Remember, your doctor used to hear this concern from a lot of people, not judging you, and not telling others why you are asking for help.
Transgender and transgender people are often overlooked in these discussions.
It is wrong to generalize all the trans experiences, but if you are trans or trans, many of the suggestions made here may help with pain or bleeding.

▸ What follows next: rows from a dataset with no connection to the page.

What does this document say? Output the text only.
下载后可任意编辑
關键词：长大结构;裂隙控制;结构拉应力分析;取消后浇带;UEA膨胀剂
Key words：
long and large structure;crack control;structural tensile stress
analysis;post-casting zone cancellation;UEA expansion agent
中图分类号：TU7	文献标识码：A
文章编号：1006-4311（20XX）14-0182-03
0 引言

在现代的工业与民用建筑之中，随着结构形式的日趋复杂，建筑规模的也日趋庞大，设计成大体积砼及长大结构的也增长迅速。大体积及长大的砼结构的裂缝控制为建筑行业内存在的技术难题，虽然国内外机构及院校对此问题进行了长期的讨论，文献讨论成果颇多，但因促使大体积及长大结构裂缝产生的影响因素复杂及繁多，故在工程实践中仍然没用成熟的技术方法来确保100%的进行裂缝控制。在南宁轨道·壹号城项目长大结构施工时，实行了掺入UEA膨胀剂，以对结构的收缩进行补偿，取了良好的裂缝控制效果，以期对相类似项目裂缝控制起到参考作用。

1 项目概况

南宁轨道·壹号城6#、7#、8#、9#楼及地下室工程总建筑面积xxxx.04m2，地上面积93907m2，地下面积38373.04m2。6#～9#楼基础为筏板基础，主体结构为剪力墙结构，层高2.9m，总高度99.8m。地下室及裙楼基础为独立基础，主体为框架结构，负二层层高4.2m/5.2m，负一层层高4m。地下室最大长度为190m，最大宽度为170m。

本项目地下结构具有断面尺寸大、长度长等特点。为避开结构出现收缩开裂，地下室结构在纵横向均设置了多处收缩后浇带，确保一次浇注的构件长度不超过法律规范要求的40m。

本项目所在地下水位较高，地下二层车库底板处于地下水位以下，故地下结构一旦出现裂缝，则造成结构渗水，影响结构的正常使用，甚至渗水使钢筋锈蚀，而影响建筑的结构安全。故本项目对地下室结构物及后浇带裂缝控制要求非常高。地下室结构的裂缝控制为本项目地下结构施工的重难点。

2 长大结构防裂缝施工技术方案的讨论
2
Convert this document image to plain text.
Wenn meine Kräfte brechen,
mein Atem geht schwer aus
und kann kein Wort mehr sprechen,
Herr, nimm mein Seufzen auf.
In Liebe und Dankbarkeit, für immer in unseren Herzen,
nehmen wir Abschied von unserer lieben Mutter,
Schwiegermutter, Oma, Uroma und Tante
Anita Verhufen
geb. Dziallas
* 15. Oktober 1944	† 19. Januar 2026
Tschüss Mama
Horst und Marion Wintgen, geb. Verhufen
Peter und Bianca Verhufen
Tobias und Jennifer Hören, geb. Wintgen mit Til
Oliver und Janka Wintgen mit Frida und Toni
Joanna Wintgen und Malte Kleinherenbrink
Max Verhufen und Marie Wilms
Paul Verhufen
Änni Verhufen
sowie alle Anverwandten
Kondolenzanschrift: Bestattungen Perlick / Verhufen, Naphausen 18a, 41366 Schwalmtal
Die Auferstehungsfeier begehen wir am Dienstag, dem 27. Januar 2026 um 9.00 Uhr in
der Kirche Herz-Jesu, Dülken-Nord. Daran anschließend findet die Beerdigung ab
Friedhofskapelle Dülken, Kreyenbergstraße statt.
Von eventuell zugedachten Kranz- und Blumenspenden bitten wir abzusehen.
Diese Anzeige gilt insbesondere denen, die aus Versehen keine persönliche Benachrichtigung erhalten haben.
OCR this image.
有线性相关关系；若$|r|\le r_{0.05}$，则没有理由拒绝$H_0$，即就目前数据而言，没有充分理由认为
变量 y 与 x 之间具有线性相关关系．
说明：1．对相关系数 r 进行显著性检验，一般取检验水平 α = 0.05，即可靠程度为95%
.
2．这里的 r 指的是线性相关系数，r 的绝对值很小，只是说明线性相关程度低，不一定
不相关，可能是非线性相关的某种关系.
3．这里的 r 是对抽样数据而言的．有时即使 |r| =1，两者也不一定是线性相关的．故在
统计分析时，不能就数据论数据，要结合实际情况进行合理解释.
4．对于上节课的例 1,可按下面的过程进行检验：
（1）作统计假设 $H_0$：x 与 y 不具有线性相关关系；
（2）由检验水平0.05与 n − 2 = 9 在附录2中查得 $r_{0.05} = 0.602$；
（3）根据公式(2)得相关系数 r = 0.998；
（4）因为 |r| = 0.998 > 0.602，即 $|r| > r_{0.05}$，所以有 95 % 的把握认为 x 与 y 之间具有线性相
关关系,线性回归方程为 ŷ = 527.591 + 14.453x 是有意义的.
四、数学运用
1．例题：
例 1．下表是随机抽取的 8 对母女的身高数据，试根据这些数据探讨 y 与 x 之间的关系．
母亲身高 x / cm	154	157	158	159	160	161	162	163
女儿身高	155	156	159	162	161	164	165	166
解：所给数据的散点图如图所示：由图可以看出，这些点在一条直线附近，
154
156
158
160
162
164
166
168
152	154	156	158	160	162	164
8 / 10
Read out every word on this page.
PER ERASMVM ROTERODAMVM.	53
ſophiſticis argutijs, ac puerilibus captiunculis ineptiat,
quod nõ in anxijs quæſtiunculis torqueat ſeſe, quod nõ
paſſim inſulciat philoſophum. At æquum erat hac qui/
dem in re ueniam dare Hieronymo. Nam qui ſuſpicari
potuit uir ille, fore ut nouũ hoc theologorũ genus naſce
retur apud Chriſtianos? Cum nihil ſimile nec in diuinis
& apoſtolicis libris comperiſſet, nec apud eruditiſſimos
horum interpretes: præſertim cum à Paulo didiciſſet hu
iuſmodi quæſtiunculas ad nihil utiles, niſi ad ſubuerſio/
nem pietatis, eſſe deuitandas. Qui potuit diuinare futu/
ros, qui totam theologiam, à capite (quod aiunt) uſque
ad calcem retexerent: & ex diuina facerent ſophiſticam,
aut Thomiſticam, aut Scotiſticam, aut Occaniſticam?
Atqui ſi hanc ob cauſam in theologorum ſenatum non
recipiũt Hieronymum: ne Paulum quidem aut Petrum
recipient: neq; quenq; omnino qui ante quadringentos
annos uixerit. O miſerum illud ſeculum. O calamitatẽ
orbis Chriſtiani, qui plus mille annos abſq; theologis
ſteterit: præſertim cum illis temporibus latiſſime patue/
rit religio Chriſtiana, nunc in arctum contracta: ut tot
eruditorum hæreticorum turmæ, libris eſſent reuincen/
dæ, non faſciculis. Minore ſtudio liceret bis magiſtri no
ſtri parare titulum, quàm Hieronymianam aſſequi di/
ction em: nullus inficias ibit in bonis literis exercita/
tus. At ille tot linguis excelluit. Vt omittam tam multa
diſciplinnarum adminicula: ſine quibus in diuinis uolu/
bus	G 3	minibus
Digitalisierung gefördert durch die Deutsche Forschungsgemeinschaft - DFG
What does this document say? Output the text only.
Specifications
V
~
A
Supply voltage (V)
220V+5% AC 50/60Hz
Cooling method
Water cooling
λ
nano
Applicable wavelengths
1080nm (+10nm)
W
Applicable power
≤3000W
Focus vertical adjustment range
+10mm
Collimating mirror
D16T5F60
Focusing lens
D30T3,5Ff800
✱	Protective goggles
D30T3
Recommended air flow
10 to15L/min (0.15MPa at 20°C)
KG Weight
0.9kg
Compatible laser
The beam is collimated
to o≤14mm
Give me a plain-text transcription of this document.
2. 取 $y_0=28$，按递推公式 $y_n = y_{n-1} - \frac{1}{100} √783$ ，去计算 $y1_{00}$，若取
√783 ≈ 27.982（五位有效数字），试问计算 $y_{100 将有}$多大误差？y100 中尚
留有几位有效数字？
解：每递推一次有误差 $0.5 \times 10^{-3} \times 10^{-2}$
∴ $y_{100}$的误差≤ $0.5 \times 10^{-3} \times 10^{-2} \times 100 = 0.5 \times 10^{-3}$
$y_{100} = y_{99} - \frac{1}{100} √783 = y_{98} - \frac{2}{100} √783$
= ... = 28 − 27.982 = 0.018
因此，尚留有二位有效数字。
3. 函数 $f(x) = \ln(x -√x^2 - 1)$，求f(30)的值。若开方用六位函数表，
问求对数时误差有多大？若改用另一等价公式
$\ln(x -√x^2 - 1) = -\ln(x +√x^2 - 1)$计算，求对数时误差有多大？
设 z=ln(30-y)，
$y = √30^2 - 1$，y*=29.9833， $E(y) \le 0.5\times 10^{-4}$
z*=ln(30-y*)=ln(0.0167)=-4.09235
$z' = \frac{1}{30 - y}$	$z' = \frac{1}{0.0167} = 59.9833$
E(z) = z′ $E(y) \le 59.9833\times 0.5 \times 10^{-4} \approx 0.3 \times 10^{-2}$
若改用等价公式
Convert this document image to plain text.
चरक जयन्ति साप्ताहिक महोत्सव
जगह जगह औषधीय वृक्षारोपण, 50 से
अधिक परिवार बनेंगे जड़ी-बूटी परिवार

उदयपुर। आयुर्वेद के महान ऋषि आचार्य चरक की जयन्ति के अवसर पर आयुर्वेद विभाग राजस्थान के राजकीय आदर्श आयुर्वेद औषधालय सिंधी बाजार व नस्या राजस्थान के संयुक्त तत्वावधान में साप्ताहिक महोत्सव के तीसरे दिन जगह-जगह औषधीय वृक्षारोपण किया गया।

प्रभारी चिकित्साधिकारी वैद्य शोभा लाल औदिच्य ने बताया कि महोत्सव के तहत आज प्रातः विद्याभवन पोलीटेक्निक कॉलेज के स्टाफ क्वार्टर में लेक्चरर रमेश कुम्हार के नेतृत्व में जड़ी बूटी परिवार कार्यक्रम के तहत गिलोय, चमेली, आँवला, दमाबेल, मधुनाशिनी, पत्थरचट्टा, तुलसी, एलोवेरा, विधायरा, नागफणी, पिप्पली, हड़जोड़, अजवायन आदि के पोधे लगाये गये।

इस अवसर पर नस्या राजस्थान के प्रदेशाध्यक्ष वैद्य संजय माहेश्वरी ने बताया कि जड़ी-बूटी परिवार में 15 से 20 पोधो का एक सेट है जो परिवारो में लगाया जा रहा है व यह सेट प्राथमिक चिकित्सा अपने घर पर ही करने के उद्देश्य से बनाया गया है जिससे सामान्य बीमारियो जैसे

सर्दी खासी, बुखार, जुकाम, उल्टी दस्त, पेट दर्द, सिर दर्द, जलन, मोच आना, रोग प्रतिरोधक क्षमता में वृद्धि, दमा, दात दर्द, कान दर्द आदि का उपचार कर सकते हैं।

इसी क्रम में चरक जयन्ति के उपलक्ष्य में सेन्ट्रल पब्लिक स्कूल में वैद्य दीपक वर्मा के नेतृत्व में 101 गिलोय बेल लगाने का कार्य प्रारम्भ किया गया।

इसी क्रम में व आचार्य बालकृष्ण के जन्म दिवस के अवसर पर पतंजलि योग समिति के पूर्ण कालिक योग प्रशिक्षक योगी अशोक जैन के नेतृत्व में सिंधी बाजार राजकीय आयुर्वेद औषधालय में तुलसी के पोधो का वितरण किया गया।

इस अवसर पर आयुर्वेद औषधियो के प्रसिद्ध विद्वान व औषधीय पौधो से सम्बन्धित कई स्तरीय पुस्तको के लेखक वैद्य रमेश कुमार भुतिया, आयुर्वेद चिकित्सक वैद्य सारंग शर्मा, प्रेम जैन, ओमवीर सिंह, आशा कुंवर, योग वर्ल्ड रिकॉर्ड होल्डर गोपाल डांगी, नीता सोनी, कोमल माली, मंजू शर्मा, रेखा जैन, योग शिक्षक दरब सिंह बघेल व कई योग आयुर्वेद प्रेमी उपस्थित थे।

If you are still worried, you can also seek health care advice or treatment.
Hopefully there is enough information here that you can help yourself through treatment, sexual health care or general practitioners, or seek additional support as needed.
When you try to figure out the exact cause and plan to deal with these issues, it may be better for you to completely avoid anything that is causing you pain.
Petra Boynton is a social psychologist and a sex researcher in the field of international health care at University College London.
Petra research and interpersonal relationships are painful aunts of the Telegraph.
Follow her on Twitter @ drpetra.
Ask pain about your sex and relationships by email. aunt@telegraph. co.
Petra, UK, cannot respond or answer each question individually.
Please note that by submitting your question to Petra, you allow her to use your question as the basis for her next column published in Wonder Woman.
She may not be able to tell you that she is using your question, but she will try to email you a reply if she uses your question.
All questions will remain anonymous and key details, facts and numbers may change in order to protect your identity.